Imagine getting a bachelor's degree for less money than a semesters' worth of books at Brown.

The University of the People, an online degree-granting nonprofit opening its virtual doors this spring, will do just that.

The organization is the brainchild of California-based Israeli entrepreneur Shai Reshef, who is currently chairman of a Web site offering online homework help to high school students.

Reshef said the idea grew from his years working in the online education sector.

"I found out how strong online communities can be," he said. "I thought, 'Let's take this great tool of the online study communities and bring them into academia.'"

According to its Web site, the organization will cap enrollment at 300 students in its first semester and will initially offer only two degrees, a Bachelor of Arts in Business Administration and a Bachelor of Science in Computer Science. Students will pay application fees between $15 and $50 and assessment fees between $10 and $100, depending on their home countries.

"The idea is, if you're coming from a poor country in Africa, you'll only be paying $15 for admission and $10 for exams," Reshef said.

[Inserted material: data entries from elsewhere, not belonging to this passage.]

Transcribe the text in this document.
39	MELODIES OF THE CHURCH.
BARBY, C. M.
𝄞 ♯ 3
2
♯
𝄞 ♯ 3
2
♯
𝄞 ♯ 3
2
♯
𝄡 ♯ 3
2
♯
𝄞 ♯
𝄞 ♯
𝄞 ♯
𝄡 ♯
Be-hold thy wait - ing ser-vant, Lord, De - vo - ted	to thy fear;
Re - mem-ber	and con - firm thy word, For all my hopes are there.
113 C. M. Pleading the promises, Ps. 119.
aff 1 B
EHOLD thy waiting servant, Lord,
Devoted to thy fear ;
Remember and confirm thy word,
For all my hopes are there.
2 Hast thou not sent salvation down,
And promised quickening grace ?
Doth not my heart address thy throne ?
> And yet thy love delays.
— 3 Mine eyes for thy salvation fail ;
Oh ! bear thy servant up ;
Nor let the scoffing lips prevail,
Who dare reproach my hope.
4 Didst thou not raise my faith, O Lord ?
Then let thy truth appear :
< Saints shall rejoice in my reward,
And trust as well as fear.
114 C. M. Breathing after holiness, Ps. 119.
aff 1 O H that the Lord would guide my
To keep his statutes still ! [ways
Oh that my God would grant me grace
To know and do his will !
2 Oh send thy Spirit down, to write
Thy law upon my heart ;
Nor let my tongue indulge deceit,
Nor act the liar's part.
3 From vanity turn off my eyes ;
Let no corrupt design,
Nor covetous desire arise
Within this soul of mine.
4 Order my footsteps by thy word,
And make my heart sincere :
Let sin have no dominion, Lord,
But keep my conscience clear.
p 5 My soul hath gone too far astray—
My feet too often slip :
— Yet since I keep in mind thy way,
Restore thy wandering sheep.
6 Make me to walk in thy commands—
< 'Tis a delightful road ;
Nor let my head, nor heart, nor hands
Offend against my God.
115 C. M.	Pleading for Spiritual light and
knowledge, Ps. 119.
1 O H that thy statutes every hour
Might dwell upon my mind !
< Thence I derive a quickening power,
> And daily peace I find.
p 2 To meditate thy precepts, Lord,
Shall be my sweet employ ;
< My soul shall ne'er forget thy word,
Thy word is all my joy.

Reshef and other donors will provide the startup funding of $5 million. The organization will be self-sustaining when it reaches its enrollment goal of 10,000 students, Reshef said.

"On a personal level, I felt that after the last 20 years in the field of for-profit education, it's my turn to give rather than take," Reshef said."We want to reach every single place on earth."

Reshef said the courses will have virtual classrooms, which will bring together 20 students from around the world every week to read and discuss course materials. Graduate students and retired and working professors worldwide will prepare the lectures and hold virtual office hours. Some staff will be paid, while others will volunteer.

"Quite a few (U. People professors) are going to come from well-known universities,"

Reshef said.

The response to the initiative has been positive so far.

"We didn't expect so many people offering help in such a short period of time," Reshef said, adding that he has received numerous e-mails from academics.

The organization joins a thriving world of online education. In addition to the University of Phoenix and Kaplan University, which have Web-based degree programs, many traditional colleges and universities have made course materials available on the Internet. Numerous colleges offer lectures on iTunes U., and the Massachusetts Institute of Technology has an Open CourseWare initiative that puts most of the school's course material online free of charge.

Michael Pickett, Brown's chief information officer, said the organization is consistent with the broader goals of higher education.

"Part of the mission of all universities is to share information and to share discoveries with the world," Pickett said.

But he expressed some concerns about the efficacy of online learning.

"You can obviously get a degree online - hundreds of thousands of people do it," Pickett said. "I personally am skeptical at this point that people would come away with the same knowledge, the same relationships and the same ability to dig for solutions," provided by a traditional college education.

But Pickett also said that distance-learning ventures such as the University of the People serve a different purpose than traditional institutions like Brown.

"It's a different kind of student," he said, noting that high tuition costs force many people to use cheaper online alternatives.

Reshef agreed his organization aims to serve the underprivileged.

"There really is no comparison and no competition" between it and other schools, he said, adding that his target students "have no alternative."